After the death of patriarch José Arcadio Buendía in One Hundred Years of Solitude, the residents of the town of Macondo experienced an unusual rainfall. “When the carpenter was taking measurements for the coffin, through the window they saw a light rain of tiny yellow flowers falling,” writes Gabriel García Márquez. “So many flowers fell from the sky that in the morning the streets were carpeted with a compact cushion and they had to clear them away with shovels and rakes so that the funeral procession could pass by.”

Yesterday, as hundreds of enormous yellow butterflies perched in the nearby trees, some of Marquez’s ashes were laid to rest in the cloisters of Cartagena University in his childhood home of Cartagena, Colombia. They are hidden in stonework beneath a bronze bust of the author, also unveiled during the ceremony. Most of the 400 attendees dressed in white, Agence France-Presse reports.

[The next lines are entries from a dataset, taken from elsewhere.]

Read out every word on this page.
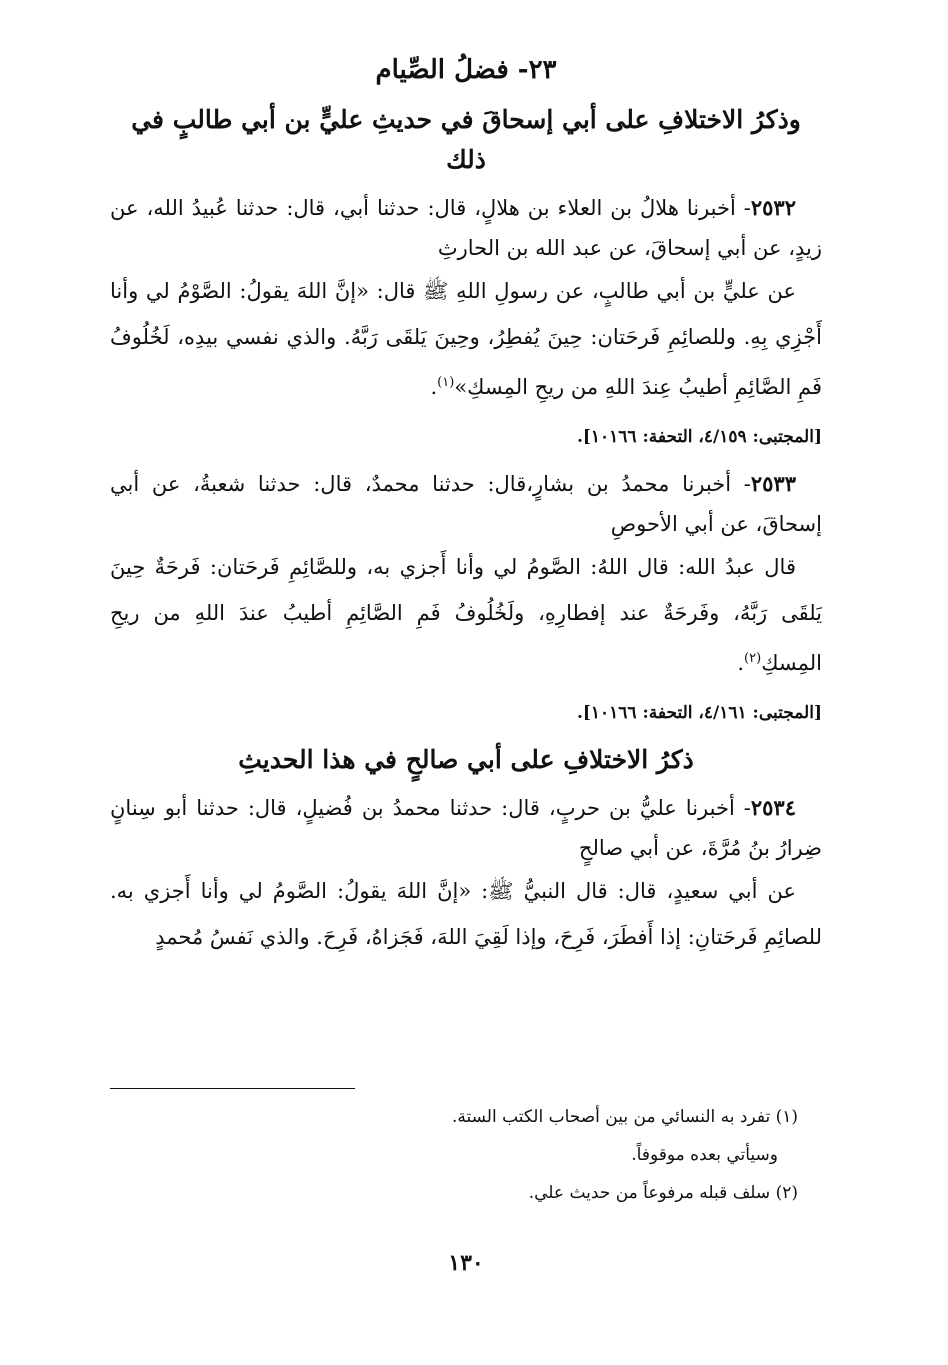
٢٣- فضلُ الصِّيام
وذكرُ الاختلافِ على أبي إسحاقَ في حديثِ عليٍّ بن أبي طالبٍ في ذلك

٢٥٣٢- أخبرنا هلالُ بن العلاء بن هلالٍ، قال: حدثنا أبي، قال: حدثنا عُبيدُ الله، عن زيدٍ، عن أبي إسحاقَ، عن عبد الله بن الحارثِ

عن عليٍّ بن أبي طالبٍ، عن رسولِ اللهِ ﷺ قال: «إنَّ اللهَ يقولُ: الصَّوْمُ لي وأنا أَجْزِي بِهِ. وللصائِمِ فَرحَتان: حِينَ يُفطِرُ، وحِينَ يَلقَى رَبَّهُ. والذي نفسي بيدِه، لَخُلُوفُ فَمِ الصَّائِمِ أطيبُ عِندَ اللهِ من ريحِ المِسكِ»$^{(١)}$.

[المجتبى: ٤/١٥٩، التحفة: ١٠١٦٦].

٢٥٣٣- أخبرنا محمدُ بن بشارٍ،قال: حدثنا محمدٌ، قال: حدثنا شعبةُ، عن أبي إسحاقَ، عن أبي الأحوصِ

قال عبدُ الله: قال اللهُ: الصَّومُ لي وأنا أَجزي به، وللصَّائِمِ فَرحَتان: فَرحَةٌ حِينَ يَلقَى رَبَّهُ، وفَرحَةٌ عند إفطارِهِ، ولَخُلُوفُ فَمِ الصَّائِمِ أطيبُ عندَ اللهِ من ريحِ المِسكِ$^{(٢)}$.

[المجتبى: ٤/١٦١، التحفة: ١٠١٦٦].
ذكرُ الاختلافِ على أبي صالحٍ في هذا الحديثِ

٢٥٣٤- أخبرنا عليُّ بن حربٍ، قال: حدثنا محمدُ بن فُضيلٍ، قال: حدثنا أبو سِنانٍ ضِرارُ بنُ مُرَّةَ، عن أبي صالحٍ

عن أبي سعيدٍ، قال: قال النبيُّ ﷺ: «إنَّ اللهَ يقولُ: الصَّومُ لي وأنا أَجزي به. للصائِمِ فَرحَتانِ: إذا أَفطَرَ، فَرِحَ، وإذا لَقِيَ اللهَ، فَجَزاهُ، فَرِحَ. والذي نَفسُ مُحمدٍ

(١) تفرد به النسائي من بين أصحاب الكتب الستة.

وسيأتي بعده موقوفاً.

(٢) سلف قبله مرفوعاً من حديث علي.

١٣٠
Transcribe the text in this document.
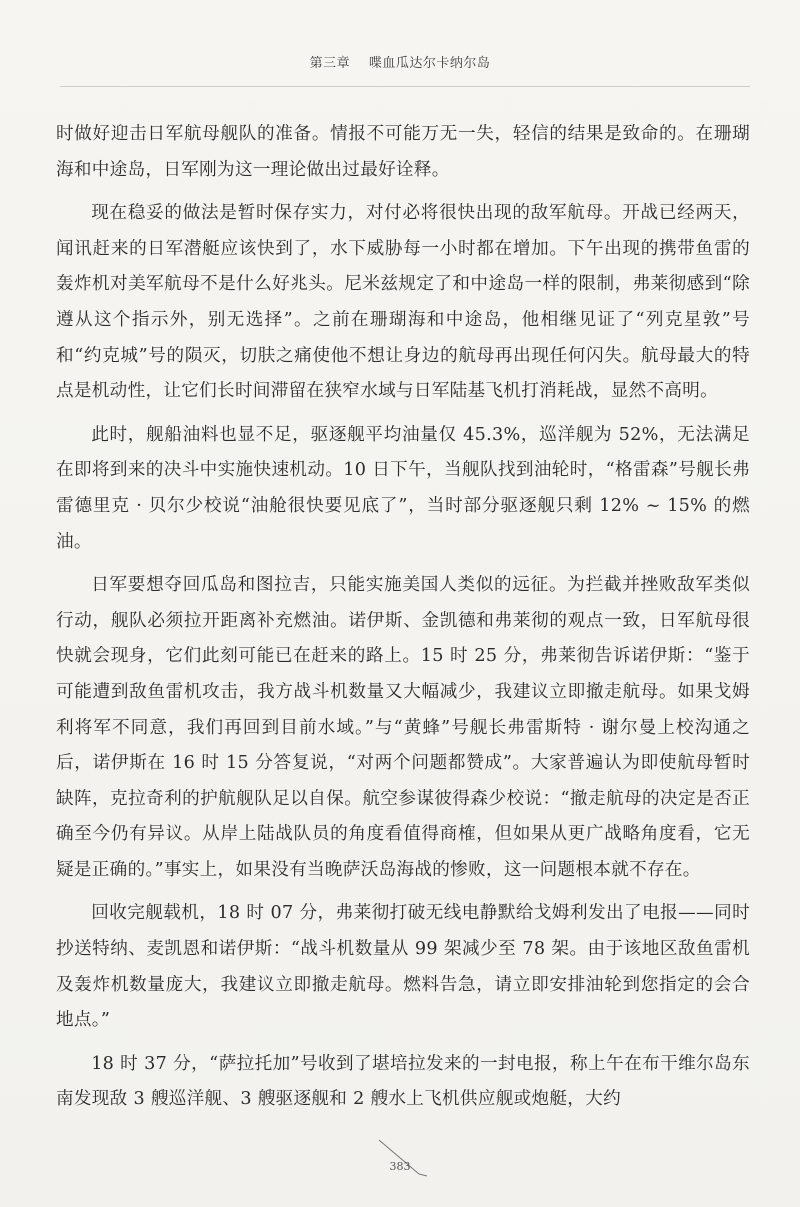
第三章 喋血瓜达尔卡纳尔岛

时做好迎击日军航母舰队的准备。情报不可能万无一失，轻信的结果是致命的。在珊瑚海和中途岛，日军刚为这一理论做出过最好诠释。

现在稳妥的做法是暂时保存实力，对付必将很快出现的敌军航母。开战已经两天，闻讯赶来的日军潜艇应该快到了，水下威胁每一小时都在增加。下午出现的携带鱼雷的轰炸机对美军航母不是什么好兆头。尼米兹规定了和中途岛一样的限制，弗莱彻感到“除遵从这个指示外，别无选择”。之前在珊瑚海和中途岛，他相继见证了“列克星敦”号和“约克城”号的陨灭，切肤之痛使他不想让身边的航母再出现任何闪失。航母最大的特点是机动性，让它们长时间滞留在狭窄水域与日军陆基飞机打消耗战，显然不高明。

此时，舰船油料也显不足，驱逐舰平均油量仅 45.3%，巡洋舰为 52%，无法满足在即将到来的决斗中实施快速机动。10 日下午，当舰队找到油轮时，“格雷森”号舰长弗雷德里克 · 贝尔少校说“油舱很快要见底了”，当时部分驱逐舰只剩 12% ~ 15% 的燃油。

日军要想夺回瓜岛和图拉吉，只能实施美国人类似的远征。为拦截并挫败敌军类似行动，舰队必须拉开距离补充燃油。诺伊斯、金凯德和弗莱彻的观点一致，日军航母很快就会现身，它们此刻可能已在赶来的路上。15 时 25 分，弗莱彻告诉诺伊斯：“鉴于可能遭到敌鱼雷机攻击，我方战斗机数量又大幅减少，我建议立即撤走航母。如果戈姆利将军不同意，我们再回到目前水域。”与“黄蜂”号舰长弗雷斯特 · 谢尔曼上校沟通之后，诺伊斯在 16 时 15 分答复说，“对两个问题都赞成”。大家普遍认为即使航母暂时缺阵，克拉奇利的护航舰队足以自保。航空参谋彼得森少校说：“撤走航母的决定是否正确至今仍有异议。从岸上陆战队员的角度看值得商榷，但如果从更广战略角度看，它无疑是正确的。”事实上，如果没有当晚萨沃岛海战的惨败，这一问题根本就不存在。

回收完舰载机，18 时 07 分，弗莱彻打破无线电静默给戈姆利发出了电报——同时抄送特纳、麦凯恩和诺伊斯：“战斗机数量从 99 架减少至 78 架。由于该地区敌鱼雷机及轰炸机数量庞大，我建议立即撤走航母。燃料告急，请立即安排油轮到您指定的会合地点。”

18 时 37 分，“萨拉托加”号收到了堪培拉发来的一封电报，称上午在布干维尔岛东南发现敌 3 艘巡洋舰、3 艘驱逐舰和 2 艘水上飞机供应舰或炮艇，大约

383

Marquez died in 2014, at age 87. During his lifetime, he became one of the world’s foremost literary figures, winning the 1982 Nobel Prize in Literature and breathing new, magic-tinged life into Latin American history through his multigenerational novels. Although Márquez had a state funeral after his death, there was some argument over where his ashes should end up—in Aracataca, Colombia, where he was born, or in Mexico City, where he lived out most of his days.

In the end, some of his ashes stayed in Mexico, while others are in Cartagena. Residents of both places may want to keep an eye out for strange, poetic precipitation.